Les critiques de François Hollande envers Jean-Luc Mélenchon suite à la mort de Quentin Deranque
L’ancien président de la République, François Hollande, a exprimé de vives critiques à l’encontre de Jean-Luc Mélenchon, après la mort de Quentin Deranque, un militant d’extrême droite radicale. Ce dernier est décédé le 14 février à Lyon, deux jours après avoir été agressé par des militants d’ultragauche, membres de la Jeune Garde.
Invité sur RTL ce lundi 23 février, François Hollande a dénoncé ce qu’il qualifie de « double faute » de la part du leader de La France insoumise. Selon lui, Mélenchon aurait évité d’assumer ses responsabilités politiques et aurait préféré se mettre à l’abri, comme une « tortue » qui se protège derrière une carapace.
Il affirme que cette attitude aura des conséquences électorales. Pour Hollande, Jean-Luc Mélenchon « le paiera forcément » lors des prochaines élections.
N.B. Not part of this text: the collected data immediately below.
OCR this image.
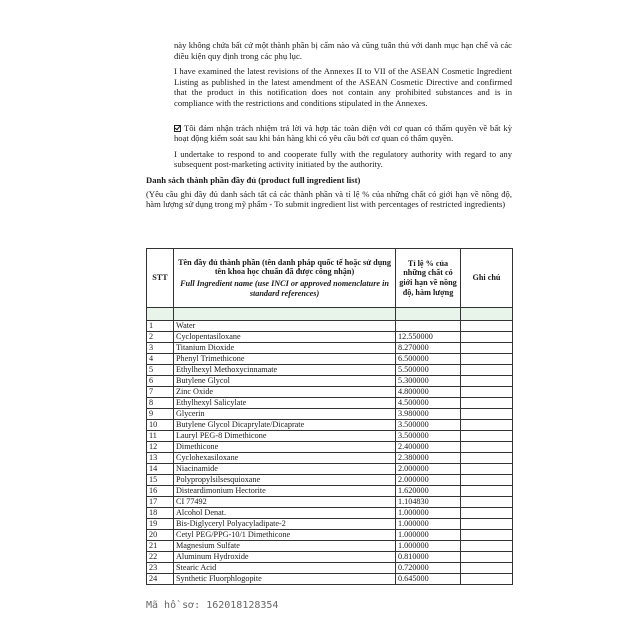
này không chứa bất cứ một thành phần bị cấm nào và cũng tuân thủ với danh mục hạn chế và các điều kiện quy định trong các phụ lục.

I have examined the latest revisions of the Annexes II to VII of the ASEAN Cosmetic Ingredient Listing as published in the latest amendment of the ASEAN Cosmetic Directive and confirmed that the product in this notification does not contain any prohibited substances and is in compliance with the restrictions and conditions stipulated in the Annexes.

Tôi đảm nhận trách nhiệm trả lời và hợp tác toàn diện với cơ quan có thẩm quyền về bất kỳ hoạt động kiểm soát sau khi bán hàng khi có yêu cầu bởi cơ quan có thẩm quyền.

I undertake to respond to and cooperate fully with the regulatory authority with regard to any subsequent post-marketing activity initiated by the authority.

Danh sách thành phần đầy đủ (product full ingredient list)

(Yêu cầu ghi đầy đủ danh sách tất cả các thành phần và tỉ lệ % của những chất có giới hạn về nồng độ, hàm lượng sử dụng trong mỹ phẩm - To submit ingredient list with percentages of restricted ingredients)

STT	Tên đầy đủ thành phần (tên danh pháp quốc tế hoặc sử dụng tên khoa học chuẩn đã được công nhận)
Full Ingredient name (use INCI or approved nomenclature in standard references)	Tỉ lệ % của những chất có giới hạn về nồng độ, hàm lượng	Ghi chú

1	Water		
2	Cyclopentasiloxane	12.550000	
3	Titanium Dioxide	8.270000	
4	Phenyl Trimethicone	6.500000	
5	Ethylhexyl Methoxycinnamate	5.500000	
6	Butylene Glycol	5.300000	
7	Zinc Oxide	4.800000	
8	Ethylhexyl Salicylate	4.500000	
9	Glycerin	3.980000	
10	Butylene Glycol Dicaprylate/Dicaprate	3.500000	
11	Lauryl PEG-8 Dimethicone	3.500000	
12	Dimethicone	2.400000	
13	Cyclohexasiloxane	2.380000	
14	Niacinamide	2.000000	
15	Polypropylsilsesquioxane	2.000000	
16	Disteardimonium Hectorite	1.620000	
17	CI 77492	1.104830	
18	Alcohol Denat.	1.000000	
19	Bis-Diglyceryl Polyacyladipate-2	1.000000	
20	Cetyl PEG/PPG-10/1 Dimethicone	1.000000	
21	Magnesium Sulfate	1.000000	
22	Aluminum Hydroxide	0.810000	
23	Stearic Acid	0.720000	
24	Synthetic Fluorphlogopite	0.645000	
Mã hồ sơ: 162018128354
Il estime également que le leader de LFI se complaît dans une « marginalité politique » qui ne lui permet plus d’incarner la gauche lors de la présidentielle de 2027.
Les enjeux politiques et moraux
François Hollande a souligné que Mélenchon ne peut plus prétendre être le candidat capable de représenter la gauche au second tour en 2027, contrairement à ses démarches en 2017 et 2022. Selon lui, c’est « terminé » pour lui dans cette fonction.
Il dénonce également la responsabilité morale et politique de Mélenchon dans cette affaire. La justice a mis en examen sept personnes, dont deux assistants de Mélenchon et Raphaël Arnault, fondateur de la Jeune Garde, pour homicide volontaire et complicité. La question de leur lien avec l’agression a été évoquée, mais Éric Coquerel, député LFI, a affirmé sur TF1 que le parti n’avait « aucun rapport » avec la mort de Quentin Deranque. Il a aussi dénoncé une manipulation visant à affaiblir la gauche.
Par ailleurs, François Hollande a insisté sur le fait que cette affaire met en lumière la nécessité pour la gauche de faire preuve de responsabilité. Il critique également la décision de maintenir Raphaël Arnault à l’Assemblée nationale, estimant que « c’est quelqu’un déjà quasiment condamné à l’avance alors qu’il y a une enquête en cours ».